Album: Frozen Orange

Label: Merge

Review date: Oct. 11, 2004

David Kilgour and his brother Hamish formed the Clean, New Zealand’s best known punk band, 26 years ago, so it would be more than a little untrue to say that he has finally hit his stride with Frozen Orange. Although the Clean have released only five full-length albums thus far, they released a sufficient number of singles and EPs in their early years that Merge Records attempted to assemble for 2003’s Anthology - 44 songs long. Kilgour has also released five previous solo albums, and while you could certainly argue that all of this material has its high points and low points (you could make that argument about anything after 26 years), the Clean, at the very least, have created a fairly considerable legacy. So no, he’s not “hitting his stride” with Frozen Orange, but, to make a weaker and more accurate claim, he is releasing some of his best material.

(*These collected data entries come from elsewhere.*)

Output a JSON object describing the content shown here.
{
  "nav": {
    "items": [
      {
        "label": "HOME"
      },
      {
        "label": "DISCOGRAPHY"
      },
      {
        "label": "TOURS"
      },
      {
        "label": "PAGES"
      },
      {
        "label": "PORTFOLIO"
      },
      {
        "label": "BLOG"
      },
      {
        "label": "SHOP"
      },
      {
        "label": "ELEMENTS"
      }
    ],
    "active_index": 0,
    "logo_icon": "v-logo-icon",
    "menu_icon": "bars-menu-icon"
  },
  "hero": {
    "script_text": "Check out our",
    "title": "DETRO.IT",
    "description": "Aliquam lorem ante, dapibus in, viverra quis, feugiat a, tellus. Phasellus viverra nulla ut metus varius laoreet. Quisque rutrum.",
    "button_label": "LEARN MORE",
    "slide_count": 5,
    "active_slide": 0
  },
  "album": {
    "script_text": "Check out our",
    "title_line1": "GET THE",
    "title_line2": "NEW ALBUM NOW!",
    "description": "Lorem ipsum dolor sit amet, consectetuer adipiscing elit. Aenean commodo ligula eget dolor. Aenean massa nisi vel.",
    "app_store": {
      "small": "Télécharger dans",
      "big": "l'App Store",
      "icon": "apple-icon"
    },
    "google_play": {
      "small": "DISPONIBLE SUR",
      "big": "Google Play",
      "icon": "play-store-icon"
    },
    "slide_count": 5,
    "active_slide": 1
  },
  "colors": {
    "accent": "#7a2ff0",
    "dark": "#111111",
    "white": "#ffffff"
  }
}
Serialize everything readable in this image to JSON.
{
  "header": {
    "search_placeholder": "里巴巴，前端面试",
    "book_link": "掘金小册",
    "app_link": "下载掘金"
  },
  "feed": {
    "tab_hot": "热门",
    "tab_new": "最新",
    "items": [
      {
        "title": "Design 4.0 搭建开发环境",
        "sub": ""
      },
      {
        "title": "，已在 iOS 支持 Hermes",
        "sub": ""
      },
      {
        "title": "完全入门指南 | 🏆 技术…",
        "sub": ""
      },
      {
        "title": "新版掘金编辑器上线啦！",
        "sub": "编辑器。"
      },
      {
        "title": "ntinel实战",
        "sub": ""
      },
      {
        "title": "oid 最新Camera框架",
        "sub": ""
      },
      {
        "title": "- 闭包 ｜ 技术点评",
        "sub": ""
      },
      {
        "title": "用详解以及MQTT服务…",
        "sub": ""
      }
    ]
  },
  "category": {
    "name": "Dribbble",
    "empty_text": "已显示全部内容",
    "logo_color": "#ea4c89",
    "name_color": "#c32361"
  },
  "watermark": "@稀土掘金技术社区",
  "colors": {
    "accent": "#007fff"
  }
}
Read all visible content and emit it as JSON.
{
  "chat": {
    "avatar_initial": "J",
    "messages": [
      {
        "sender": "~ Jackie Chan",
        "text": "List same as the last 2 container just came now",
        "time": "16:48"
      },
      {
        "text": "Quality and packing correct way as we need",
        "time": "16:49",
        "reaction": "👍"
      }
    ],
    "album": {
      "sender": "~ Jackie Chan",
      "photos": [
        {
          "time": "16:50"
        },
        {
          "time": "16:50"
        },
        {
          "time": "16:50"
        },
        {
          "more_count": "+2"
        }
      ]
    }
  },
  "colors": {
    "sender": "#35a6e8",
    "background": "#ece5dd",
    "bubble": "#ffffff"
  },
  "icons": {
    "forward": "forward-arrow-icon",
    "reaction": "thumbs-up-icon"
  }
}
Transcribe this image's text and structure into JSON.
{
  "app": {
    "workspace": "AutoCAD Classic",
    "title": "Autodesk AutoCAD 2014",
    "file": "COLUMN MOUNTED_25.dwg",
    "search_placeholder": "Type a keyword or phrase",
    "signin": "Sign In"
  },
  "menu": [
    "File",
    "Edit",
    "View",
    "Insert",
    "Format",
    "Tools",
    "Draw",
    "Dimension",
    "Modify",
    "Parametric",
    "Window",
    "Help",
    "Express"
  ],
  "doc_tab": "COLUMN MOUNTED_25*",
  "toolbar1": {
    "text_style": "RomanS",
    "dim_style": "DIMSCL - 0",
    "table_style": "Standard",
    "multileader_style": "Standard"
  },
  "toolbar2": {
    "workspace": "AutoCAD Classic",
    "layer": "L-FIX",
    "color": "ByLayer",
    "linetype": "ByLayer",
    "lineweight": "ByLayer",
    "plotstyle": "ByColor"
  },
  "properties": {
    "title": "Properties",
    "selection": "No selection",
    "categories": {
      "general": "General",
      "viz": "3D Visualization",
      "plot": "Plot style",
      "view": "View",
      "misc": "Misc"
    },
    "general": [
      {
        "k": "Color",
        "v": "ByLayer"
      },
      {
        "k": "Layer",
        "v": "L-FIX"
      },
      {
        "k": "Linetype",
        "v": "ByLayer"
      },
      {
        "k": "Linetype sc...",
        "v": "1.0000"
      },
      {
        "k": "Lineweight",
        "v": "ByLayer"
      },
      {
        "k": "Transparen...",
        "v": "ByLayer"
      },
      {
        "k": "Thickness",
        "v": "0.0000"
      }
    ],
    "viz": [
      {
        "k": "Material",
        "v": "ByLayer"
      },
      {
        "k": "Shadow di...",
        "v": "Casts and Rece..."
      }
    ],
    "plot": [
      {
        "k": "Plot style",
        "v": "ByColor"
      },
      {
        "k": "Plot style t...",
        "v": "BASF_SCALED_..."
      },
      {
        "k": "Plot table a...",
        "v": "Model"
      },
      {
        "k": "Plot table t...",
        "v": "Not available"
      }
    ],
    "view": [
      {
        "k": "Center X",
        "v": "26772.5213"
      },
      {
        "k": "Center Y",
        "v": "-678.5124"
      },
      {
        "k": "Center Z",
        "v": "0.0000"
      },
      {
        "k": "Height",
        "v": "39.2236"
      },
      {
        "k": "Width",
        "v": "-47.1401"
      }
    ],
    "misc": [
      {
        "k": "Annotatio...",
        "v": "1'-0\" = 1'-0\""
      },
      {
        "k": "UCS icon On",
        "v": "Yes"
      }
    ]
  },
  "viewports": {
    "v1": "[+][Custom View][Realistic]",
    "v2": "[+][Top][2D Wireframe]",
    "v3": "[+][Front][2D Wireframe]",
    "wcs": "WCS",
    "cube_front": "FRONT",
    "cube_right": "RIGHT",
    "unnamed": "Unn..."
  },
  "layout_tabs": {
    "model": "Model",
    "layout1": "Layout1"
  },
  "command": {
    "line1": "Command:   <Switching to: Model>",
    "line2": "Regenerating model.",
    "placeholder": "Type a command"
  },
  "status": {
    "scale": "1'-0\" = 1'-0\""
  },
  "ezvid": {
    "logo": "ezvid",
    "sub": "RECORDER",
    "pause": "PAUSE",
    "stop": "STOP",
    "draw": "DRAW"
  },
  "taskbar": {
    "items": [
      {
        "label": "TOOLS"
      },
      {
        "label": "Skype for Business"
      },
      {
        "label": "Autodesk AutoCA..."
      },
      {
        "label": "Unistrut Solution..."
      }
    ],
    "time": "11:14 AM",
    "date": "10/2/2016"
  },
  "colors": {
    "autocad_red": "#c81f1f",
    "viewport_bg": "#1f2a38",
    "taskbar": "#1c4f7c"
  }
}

Kilgour’s work has never been particularly difficult for his listeners. The Clean were punks because they formed in 1978 and topped their songs out at the three-minute mark, but in retrospect, their music was probably too goofy to live up to anyone’s definition of punk rock. Yes, the recording was fuzzy and the musicianship fairly amateur, but “Tally Ho” wasn’t the act of cultural dissidents. The music was far more concerned with how a squealing guitar would sound harmonizing with keyboards than with shocking some branch of the establishment. Simplicity, directness, and melody – those seemed to be the guiding principles. The culturally aware would still need something to listen to on the way to the beach, and the Clean were there for them.

Frozen Orange might as well have simplicity, directness, and melody stamped like a mantra throughout the liner notes. The songwriting elements are as basic as ever, but working with members of Lambchop and longtime backing band the Heavy Eights, Kilgour is surrounded by a cast of musicians who can carry out his vision. The lead guitar work on “The Waltz” gets matched to a lazy guitar strum that nicely offsets the changes in rhythm; the tempo on “Living in Space” builds imperceptibly to a beautiful chorus thanks to Jason Loewenstein’s drum work; and though they sit on the same piano figure for the duration of “G Major 7,” it undergoes subtle shifts in rhythm that underline the disconnected mood. Nothing particularly complex about any of this, but then again clichés about the importance of mastering the fundamentals recur across dozens of fields of human endeavor for a good reason. Get the essentials down, and you can do anything. Like make remarkable music for a quarter century.